Conformément à l’esprit de la Convention de La Haye, la Direction nationale de la promotion de l’enfance assure le suivi des enfants ayant fait l’objet d’une mesure d’adoption. Il établit annuellement un rapport sur les conditions de déroulement des adoptions étant entendu que c’est dans le cadre des accords bilatéraux et multilatéraux qu’ont lieu le suivi des adoptions internationales. S’il n’existe pas d’accords bilatéraux ou multilatéraux, le suivi est assuré par les représentations Consulaires ou Diplomatiques maliennes.

L’adoption filiation (adoption plénière en droit français) et de l’adoption protection (ou adoption simple en droit français) est reconnue et réglementée par le droit positif du Mali, et l’avant-projet de loi de 2002 portant Code des personnes et de la famille revue en 2005 par une Commission créée par la Primature a finalisé ses travaux courant août 2005. Il prend en compte, d’une très détaillée l’adoption internationale. Il prévoit même une procédure de suivi en la matière.

E. La reconnaissance de l’adoption internationale et ses effets

A l’instar de toute décision ou acte judiciaire l’adoption internationale a pour vocation de produire des effets à l’égard à la fois de l’adoptant, de l’adopté des tiers mais spécifiquement à l’égard des Etats parties ou contractants. En effet, selon les dispositions de la Convention de La Haye sur la protection des enfants et la coopération en la matière, l’adoption est reconnue valable de plein droit dans les Etats contractants, lorsqu’elle est certifiée conforme à la Convention par l’autorité compétente (au Mali c’est la DNPEF) de l’Etat contractant où elle a eu.

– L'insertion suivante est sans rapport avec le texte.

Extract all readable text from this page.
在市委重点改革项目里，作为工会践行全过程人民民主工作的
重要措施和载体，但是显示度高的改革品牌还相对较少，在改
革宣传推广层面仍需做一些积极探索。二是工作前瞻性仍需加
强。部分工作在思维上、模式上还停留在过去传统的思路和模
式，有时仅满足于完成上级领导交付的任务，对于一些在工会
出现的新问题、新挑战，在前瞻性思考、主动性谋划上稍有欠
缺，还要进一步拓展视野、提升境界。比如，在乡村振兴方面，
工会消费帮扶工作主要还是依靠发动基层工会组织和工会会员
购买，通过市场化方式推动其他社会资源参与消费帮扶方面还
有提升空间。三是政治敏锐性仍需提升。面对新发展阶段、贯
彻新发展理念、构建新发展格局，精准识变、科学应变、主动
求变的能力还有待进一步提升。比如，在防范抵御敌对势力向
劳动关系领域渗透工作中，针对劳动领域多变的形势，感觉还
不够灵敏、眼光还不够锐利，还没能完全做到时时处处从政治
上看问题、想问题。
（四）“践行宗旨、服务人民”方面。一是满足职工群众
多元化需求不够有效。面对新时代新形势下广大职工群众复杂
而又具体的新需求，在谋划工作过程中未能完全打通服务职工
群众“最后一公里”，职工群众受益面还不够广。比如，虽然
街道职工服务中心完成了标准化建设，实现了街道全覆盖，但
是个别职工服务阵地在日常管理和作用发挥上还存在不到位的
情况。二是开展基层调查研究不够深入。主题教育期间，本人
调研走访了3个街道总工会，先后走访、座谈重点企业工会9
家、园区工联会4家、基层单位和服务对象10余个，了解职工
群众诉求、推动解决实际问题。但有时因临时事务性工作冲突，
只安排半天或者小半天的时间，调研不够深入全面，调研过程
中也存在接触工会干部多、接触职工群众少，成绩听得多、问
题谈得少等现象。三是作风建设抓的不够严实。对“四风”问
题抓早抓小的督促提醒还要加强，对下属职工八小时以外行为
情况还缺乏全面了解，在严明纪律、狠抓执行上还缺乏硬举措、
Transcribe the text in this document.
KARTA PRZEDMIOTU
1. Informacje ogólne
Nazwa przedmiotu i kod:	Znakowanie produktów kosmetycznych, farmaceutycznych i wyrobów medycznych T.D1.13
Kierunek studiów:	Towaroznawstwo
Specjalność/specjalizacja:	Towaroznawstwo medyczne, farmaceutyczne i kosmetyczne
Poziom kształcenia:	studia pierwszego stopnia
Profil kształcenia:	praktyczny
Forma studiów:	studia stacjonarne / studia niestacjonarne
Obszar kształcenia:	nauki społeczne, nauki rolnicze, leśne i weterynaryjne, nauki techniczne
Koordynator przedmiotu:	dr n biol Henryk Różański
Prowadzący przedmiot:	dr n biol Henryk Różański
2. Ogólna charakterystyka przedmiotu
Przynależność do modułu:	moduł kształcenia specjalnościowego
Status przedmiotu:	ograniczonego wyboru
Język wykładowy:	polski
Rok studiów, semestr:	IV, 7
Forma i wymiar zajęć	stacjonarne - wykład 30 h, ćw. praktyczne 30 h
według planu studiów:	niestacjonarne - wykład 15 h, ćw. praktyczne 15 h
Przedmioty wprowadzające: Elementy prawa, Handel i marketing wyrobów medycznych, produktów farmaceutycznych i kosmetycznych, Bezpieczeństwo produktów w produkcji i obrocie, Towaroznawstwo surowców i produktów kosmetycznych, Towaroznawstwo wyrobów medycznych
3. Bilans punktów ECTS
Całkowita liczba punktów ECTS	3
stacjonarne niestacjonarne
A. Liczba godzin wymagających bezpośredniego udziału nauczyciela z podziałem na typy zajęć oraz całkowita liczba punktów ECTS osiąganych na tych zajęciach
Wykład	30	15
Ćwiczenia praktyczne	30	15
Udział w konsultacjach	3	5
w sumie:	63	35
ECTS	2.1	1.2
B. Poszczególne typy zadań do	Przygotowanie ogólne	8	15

La Convention stipule que la reconnaissance d’une adoption peut être refusée par un Etat partie si elle est manifestement contraire à l’ordre public eu égard à l’intérêt de l’enfant [12].

- Article 169 du Code de la parenté du Mali.

A l’instar de la législation française, en droit positif malien l’adoption filiation possède des effets juridiques vigoureux conférant à l’adopté le bénéfice des droits successoraux non seulement à l’égard de l’adoptant mais aussi vis à vis des membres de la famille de ce dernier. L’adopté acquiert en même temps la qualité d’héritier réservataire de l’adoptant et de ses ascendants et réciproquement si l’adopté pré décédait ne laissant aucun enfant pour recueillir sa succession celle-ci sera partagée comme dans le cas d’un enfant par le sang tant en droit positif français qu’en droit positif malien. (18)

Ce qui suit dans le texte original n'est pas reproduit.